Ratric respiró hondo, sintiendo el peso de la situación.
¡Ya estaban lidiando con dos Señores Monstruos y ahora el mago oscuro estaba causando problemas!
Cerró el cristal de comunicación con frustración y desató su ira sobre los monstruos.
—Si tan solo pudiera irme, definitivamente pondría a ese cabrón en su sitio.
…
Al mismo tiempo, dentro de un lujoso estudio, el Rey Cedric le lanzó un grito frustrado a su primogénito, Casper.
—¿Otra vez sin noticias?
¡Parece que los Continentes Central y Oeste no tienen intención de ayudarnos!
Agarró su arma y armadura, preparado para dirigirse a la frontera más cercana.
Casper suspiró y le quitó apresuradamente el arma de la mano a su padre.
—Yo iré a la frontera.
Como príncipe heredero, es mi deber.
La oleada inicial puede ser manejada por Ratric y los demás.
Tú tienes que concentrarte en alcanzar el siguiente rango.
Nos dará una mejor oportunidad de sobrevivir.

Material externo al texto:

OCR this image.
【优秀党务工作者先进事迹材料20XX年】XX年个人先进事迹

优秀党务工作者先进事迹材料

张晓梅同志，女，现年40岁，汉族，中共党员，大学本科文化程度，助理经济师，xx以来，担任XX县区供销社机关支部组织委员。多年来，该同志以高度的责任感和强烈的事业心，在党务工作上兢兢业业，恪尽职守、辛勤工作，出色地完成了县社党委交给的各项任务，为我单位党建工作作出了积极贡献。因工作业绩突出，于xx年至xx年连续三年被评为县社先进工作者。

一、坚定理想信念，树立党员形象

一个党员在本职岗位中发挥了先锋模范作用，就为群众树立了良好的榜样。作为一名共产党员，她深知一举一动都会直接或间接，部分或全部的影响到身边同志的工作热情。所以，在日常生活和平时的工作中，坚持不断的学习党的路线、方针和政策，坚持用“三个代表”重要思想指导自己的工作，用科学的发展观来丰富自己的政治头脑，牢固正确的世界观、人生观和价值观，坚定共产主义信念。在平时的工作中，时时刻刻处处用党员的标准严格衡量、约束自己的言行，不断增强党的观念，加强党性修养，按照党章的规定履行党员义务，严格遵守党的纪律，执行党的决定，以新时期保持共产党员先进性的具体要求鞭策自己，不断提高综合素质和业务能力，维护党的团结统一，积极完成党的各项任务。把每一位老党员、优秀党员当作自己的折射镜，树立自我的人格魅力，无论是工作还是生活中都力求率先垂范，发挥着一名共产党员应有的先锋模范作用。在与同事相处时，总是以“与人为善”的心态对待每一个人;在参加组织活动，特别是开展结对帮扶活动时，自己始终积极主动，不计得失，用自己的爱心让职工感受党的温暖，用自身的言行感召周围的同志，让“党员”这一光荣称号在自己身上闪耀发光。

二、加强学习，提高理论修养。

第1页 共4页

El Rey se masajeó las sienes y se hundió en su silla.
Llevaba ya un tiempo al borde de un avance.
El violento maná que recorría su cuerpo era un pequeño precio a pagar por proteger su reino.
Contempló a su hijo mayor, que se había estado entrenando con su hombre de confianza.
Solo recientemente había descubierto que Casper había alcanzado un rango muy fuerte.
—Primero Carcel, y ahora tú también.
Ciertamente, los dos saben cómo sorprenderme.
La sonrisa de Casper se desvaneció al pensar en el lugar donde estaba su hermano.
—Mmm, padre, ¿cuándo se abrirá la puerta del reino?
Todos los fuertes de nuestro reino están ocupados.
¿Quién estará allí para proteger a los supervivientes?
Cedric soltó un suspiro cansado.
—El Anciano Han ha sido retenido en el Continente Central por culpa de su discípulo, el que tiene la bestia legendaria.
Tuvo que pagar una suma considerable para irse, pero como era reacio a desprenderse de su fortuna, el Rey Istalian lo obligó a guiar la puerta del reino con los otros Maestros de Matrices.
—Me contactó recientemente y dijo que vio algunos movimientos en el aire.
Quizás la puerta se abra en dos o tres semanas.
Casper asintió con ojos preocupados.
—Solo espero que Carcel esté a salvo.
Se habría convertido en un joven extraordinario.
La sonrisa del Rey Cedric fue agridulce.
—Así es.
Cuando regrese, lo disciplinaré como es debido por hacer siempre lo que le place.
Sin embargo, en el fondo, ambos sabían que las posibilidades de que Carcel regresara con vida eran escasas.